Este Manifiesto puede leerse hoy como una respuesta cómica a los dilemas del esencialismo/constructivismo que acapararon, hasta casi inmovilizarlos, la filosofía, la teoría de género y los discursos antropológicos de finales del siglo XX, pero también como una reacción al psicoanálisis y la psiquiatría normativos que dominaban los foros tanto académicos como terapéuticos destinada a pensar la sexualidad y la liberación política. Habla el lenguaje de todos ellos. Pero lo habla, como Carla Lonzi, escupiendo a la cara Hegel, y de vez en cuando también a las de Freud y Lacan.
Siguiendo los pasos del giro feminista y queer, los ejercicios incluidos en este Manifiesto podrían ser entendidos como una clínica contrasexual. El psicoanálisis parte de la experiencia psicológica y sexual del cuerpo masculino entendido como cuerpo con pene potencialmente penetrante. Poco importa que al pene lo llamen falo. El modelo corporal y político del psicoanalista es la masculinidad blanca heterosexual con pene. Frente a este modelo corporal, el psicoanálisis reduce el dildo a una instancia fálica, a un objeto que permite mantener la ilusión de poder negar la absoluta y ontológica diferencia sexual evitando el complejo de castración. Contra Freud y Lacan, Deleuze y Guattari entendieron la noción de complejo de castración como una de las «construcciones ideológicas» del psicoanálisis. La experiencia política y teórica elaborada por los movimientos queer y trans en los últimos años ha ampliado y radicalizado la propuesta de El Anti-Edipo.

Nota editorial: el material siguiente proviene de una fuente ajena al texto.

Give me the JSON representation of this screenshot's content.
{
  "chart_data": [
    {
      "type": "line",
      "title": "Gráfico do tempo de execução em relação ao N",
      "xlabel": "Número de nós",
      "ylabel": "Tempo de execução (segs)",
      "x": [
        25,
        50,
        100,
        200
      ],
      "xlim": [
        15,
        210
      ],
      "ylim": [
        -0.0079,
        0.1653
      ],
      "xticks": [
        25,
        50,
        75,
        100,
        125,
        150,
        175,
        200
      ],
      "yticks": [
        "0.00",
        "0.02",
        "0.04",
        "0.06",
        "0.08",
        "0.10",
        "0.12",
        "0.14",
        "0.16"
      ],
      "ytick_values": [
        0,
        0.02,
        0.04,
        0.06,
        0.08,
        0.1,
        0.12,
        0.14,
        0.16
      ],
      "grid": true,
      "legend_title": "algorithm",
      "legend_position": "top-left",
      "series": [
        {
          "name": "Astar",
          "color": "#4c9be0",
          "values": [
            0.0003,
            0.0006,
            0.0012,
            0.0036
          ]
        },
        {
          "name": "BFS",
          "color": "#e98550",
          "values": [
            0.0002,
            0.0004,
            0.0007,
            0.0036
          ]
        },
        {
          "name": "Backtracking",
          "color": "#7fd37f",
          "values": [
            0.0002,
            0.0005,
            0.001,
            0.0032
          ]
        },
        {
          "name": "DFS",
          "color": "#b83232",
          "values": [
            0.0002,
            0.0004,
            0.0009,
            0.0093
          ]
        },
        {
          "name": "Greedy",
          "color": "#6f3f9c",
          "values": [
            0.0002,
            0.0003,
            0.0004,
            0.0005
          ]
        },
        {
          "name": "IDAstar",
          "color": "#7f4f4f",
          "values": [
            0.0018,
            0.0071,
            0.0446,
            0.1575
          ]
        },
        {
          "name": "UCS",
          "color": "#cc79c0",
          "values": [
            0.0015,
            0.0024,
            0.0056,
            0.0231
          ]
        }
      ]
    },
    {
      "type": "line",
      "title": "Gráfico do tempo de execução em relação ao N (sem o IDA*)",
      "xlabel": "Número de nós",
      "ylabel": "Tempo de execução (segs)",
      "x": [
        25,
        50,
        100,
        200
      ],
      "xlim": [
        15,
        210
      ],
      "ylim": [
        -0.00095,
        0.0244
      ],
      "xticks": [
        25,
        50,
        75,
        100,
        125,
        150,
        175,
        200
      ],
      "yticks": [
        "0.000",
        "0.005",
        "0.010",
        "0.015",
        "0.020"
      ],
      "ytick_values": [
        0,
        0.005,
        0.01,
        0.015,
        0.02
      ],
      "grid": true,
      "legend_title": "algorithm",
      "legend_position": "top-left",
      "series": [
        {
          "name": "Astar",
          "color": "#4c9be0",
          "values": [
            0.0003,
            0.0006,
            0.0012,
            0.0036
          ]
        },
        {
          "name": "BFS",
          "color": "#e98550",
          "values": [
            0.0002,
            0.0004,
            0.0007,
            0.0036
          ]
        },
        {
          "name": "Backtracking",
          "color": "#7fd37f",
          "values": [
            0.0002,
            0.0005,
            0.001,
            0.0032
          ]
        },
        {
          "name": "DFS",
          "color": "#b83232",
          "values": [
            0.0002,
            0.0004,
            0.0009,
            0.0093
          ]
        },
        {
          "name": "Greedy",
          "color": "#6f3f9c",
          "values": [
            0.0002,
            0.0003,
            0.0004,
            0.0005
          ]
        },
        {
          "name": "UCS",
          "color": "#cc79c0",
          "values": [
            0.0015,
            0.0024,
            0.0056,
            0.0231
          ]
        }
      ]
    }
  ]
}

La noción psicoanalítica de castración depende de una epistemología heteronormativa y colonial del cuerpo, de una cartografía anatómica binaria en la que solo hay dos cuerpos y dos sexos: el cuerpo y la subjetividad masculinos, definidos en relación con el pene, un órgano genital (más o menos) extruido, y el cuerpo y la subjetividad femeninos, definidos por la ausencia de pene y por la invaginación; por el supuesto heterosexual de la penetración y el supuesto patriarcal de la reproducción.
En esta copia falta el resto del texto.